Bryan Fuller: Mads and Hugh, there were a lot of takes where they got very intimate, and lips were hovering over lips. I definitely had the footage to go there, because Mads and Hugh were so game. They called me and warned me: "We really went for it!" And then I saw the dailies, I thought there was a fine line from that #Hannigraham fan fiction motive to give the hardcore audience exactly what they want in terms of this actually being a homosexual relationship between these two men, and what is authentic for the characters in that final moment. I mean, it's not "Brokeback Mountain." Mads isn't gonna be spitting on his hand and getting to work. (laughs) We felt we had to keep it genuine to the tone of the relationship as we've been telling it in the series, and even in that moment when Will asks if Hannibal is in love with him, and Bedelia says, "Of course he is, ya big queen!" Even in that moment, it's not quite dipping into the physical passions that would be the case if they were both homosexual.

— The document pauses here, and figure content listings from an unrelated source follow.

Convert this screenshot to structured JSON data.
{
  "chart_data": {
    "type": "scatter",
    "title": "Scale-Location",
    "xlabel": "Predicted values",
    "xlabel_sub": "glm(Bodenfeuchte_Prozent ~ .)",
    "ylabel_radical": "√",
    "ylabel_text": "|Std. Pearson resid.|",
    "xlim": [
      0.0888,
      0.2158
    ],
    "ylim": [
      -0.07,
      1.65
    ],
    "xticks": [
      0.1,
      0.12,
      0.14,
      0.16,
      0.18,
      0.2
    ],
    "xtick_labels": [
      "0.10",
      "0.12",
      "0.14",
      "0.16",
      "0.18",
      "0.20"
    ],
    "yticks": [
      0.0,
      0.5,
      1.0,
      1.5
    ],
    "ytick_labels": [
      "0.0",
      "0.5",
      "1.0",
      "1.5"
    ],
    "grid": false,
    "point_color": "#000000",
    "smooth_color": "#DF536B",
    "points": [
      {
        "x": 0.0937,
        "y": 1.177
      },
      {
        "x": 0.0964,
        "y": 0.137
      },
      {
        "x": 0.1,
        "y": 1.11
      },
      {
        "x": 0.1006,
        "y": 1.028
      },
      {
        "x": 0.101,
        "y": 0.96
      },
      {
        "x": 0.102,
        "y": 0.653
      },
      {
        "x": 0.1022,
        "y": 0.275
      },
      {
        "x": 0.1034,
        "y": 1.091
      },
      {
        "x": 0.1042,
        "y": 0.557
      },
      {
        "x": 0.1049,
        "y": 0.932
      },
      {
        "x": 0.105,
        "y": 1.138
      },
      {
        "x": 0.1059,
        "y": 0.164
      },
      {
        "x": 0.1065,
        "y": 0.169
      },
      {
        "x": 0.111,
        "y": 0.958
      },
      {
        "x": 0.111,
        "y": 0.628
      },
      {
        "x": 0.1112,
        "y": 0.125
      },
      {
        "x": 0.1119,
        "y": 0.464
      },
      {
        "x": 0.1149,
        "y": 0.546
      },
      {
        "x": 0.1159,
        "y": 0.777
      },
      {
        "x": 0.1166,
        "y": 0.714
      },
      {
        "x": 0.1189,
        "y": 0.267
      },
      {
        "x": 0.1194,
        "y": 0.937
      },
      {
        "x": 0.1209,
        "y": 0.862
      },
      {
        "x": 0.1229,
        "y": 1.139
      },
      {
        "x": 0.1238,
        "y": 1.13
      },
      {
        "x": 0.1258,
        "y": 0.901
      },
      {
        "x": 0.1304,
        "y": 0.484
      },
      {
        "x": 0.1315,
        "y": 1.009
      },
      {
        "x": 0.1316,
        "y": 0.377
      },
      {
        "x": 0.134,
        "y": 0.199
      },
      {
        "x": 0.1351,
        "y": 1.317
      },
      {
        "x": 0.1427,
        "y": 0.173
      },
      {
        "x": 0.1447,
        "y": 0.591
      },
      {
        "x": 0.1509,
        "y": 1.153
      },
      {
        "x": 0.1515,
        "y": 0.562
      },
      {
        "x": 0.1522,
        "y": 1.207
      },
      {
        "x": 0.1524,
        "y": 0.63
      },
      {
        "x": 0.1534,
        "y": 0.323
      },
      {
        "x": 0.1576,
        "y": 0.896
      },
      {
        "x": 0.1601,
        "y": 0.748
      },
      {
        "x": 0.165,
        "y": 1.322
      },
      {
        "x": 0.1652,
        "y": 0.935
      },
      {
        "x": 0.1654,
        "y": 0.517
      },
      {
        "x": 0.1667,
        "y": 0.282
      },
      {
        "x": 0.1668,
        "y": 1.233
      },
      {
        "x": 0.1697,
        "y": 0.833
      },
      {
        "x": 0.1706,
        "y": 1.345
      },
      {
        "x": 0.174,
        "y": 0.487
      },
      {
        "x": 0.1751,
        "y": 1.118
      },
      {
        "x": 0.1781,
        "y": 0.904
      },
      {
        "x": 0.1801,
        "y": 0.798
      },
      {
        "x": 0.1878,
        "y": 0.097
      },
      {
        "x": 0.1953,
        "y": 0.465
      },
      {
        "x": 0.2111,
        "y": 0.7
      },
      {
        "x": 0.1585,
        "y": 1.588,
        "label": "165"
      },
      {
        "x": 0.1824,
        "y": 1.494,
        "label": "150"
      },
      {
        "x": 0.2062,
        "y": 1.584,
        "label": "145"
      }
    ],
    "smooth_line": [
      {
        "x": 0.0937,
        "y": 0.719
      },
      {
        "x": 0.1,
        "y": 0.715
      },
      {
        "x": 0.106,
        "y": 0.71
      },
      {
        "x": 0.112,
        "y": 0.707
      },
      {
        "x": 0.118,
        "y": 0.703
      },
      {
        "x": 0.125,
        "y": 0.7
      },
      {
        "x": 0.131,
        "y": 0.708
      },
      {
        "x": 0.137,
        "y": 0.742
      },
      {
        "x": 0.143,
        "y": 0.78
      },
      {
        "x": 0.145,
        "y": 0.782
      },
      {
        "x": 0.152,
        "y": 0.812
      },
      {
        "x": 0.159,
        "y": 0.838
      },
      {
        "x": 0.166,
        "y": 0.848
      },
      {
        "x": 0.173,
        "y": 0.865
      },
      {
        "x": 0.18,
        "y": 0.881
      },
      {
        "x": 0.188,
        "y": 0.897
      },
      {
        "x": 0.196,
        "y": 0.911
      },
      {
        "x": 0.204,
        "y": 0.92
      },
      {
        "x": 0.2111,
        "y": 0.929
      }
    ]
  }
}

But I feel one is ominisexual and one is heterosexual and there's a lot of influence going back and forth, who knows with a six pack of beer what would happen.
Speaking of Bedelia, the series' final image isn't them going off the cliff, but Bedelia waiting to serve a guest who is never going to come. How did you decide that was the image you wanted to end it on.
Bryan Fuller: Well, that's a really interesting interpretation of the scene. You think she cut off her own leg and is going to serve it to somebody?
She seems as if she is throwing a dinner party.
Bryan Fuller: (laughs) No, that's our little nod to the audience that perhaps Hanibal could have survived that cliff dive. She's sitting at the table with her leg on the table and she's looking absolutely terrified, and she grabs the fork and hides it under her napkin and waits for whoever's going to return. This woman still has some fight in her. We don't know if Hannibal is indeed serving her her leg, or is it Hannibal's uncle Robertus, or Lady Murasaki, or is it Will Graham?
So it was just your tease for the possibility of more?
Bryan Fuller: Yes. But I love your interpretation! (laughs) I love the thought that she's thinking, "Fuck! I cut off my leg for no reason!"